Reply 40 of 82, by kolderman
Anders- wrote on 2021-10-13, 21:10:One more important point, it was around that time the floppy port disappeared from the mainboards! My amd64x2 (socket 939), came […]
kolderman wrote on 2021-10-13, 19:21:I remember the Athlonx 64 X2 peaked around the mid-late 2000s, because upgrading meant going from socket-939 (AGP,DDR,IDE,WinXP) to the AM-socket platform (DD2/3, PCIe,SATA,Vista) meaning you needed to upgrade EVERYTHING. It was the last hurrah of 90s era tech and a lot of people wanted to keep that platform running as long as possible, and the Athlonx 64 X2 meant not only could you upgrade to a high clocked CPU, but often it meant upgrading from single to dual core for owners of the earlier single-core Athlon64s, which made a tremendous difference. Was probably the best CPU upgrade in history and no wonder prices went through the roof.

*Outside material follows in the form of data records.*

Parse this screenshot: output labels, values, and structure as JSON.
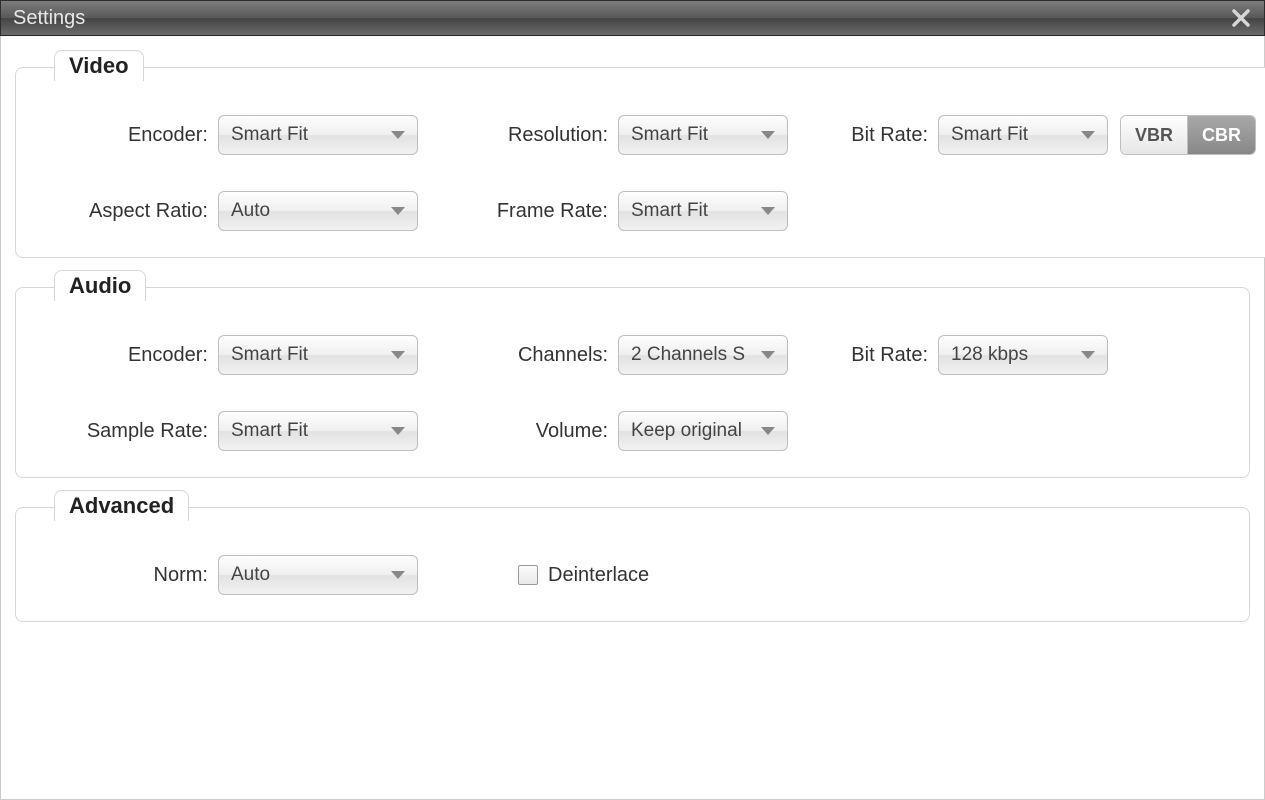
{
  "window": {
    "title": "Settings"
  },
  "video": {
    "legend": "Video",
    "encoder_label": "Encoder:",
    "encoder_value": "Smart Fit",
    "resolution_label": "Resolution:",
    "resolution_value": "Smart Fit",
    "bitrate_label": "Bit Rate:",
    "bitrate_value": "Smart Fit",
    "rate_mode": {
      "vbr": "VBR",
      "cbr": "CBR",
      "active": "CBR"
    },
    "aspect_label": "Aspect Ratio:",
    "aspect_value": "Auto",
    "framerate_label": "Frame Rate:",
    "framerate_value": "Smart Fit"
  },
  "audio": {
    "legend": "Audio",
    "encoder_label": "Encoder:",
    "encoder_value": "Smart Fit",
    "channels_label": "Channels:",
    "channels_value": "2 Channels S",
    "bitrate_label": "Bit Rate:",
    "bitrate_value": "128 kbps",
    "samplerate_label": "Sample Rate:",
    "samplerate_value": "Smart Fit",
    "volume_label": "Volume:",
    "volume_value": "Keep original"
  },
  "advanced": {
    "legend": "Advanced",
    "norm_label": "Norm:",
    "norm_value": "Auto",
    "deinterlace_label": "Deinterlace",
    "deinterlace_checked": false
  }
}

One more important point, it was around that time the floppy port disappeared from the mainboards!
My amd64x2 (socket 939), came with floppy controller, ddr2, sata and pcie+pci 😀Edit: I realize there's a bit of contradiction there, will have to doublecheck next time I got the case open.
Pretty sure I've seen both "939" printed on the socket as well as buying 4x1G ddr2 back in the day...
There was a lot of weird stuff around this era, like boards with both AGP and PCIe, possibly DDR1/2, but I have mainly seen DDR2/3 on latter gen boards like s775.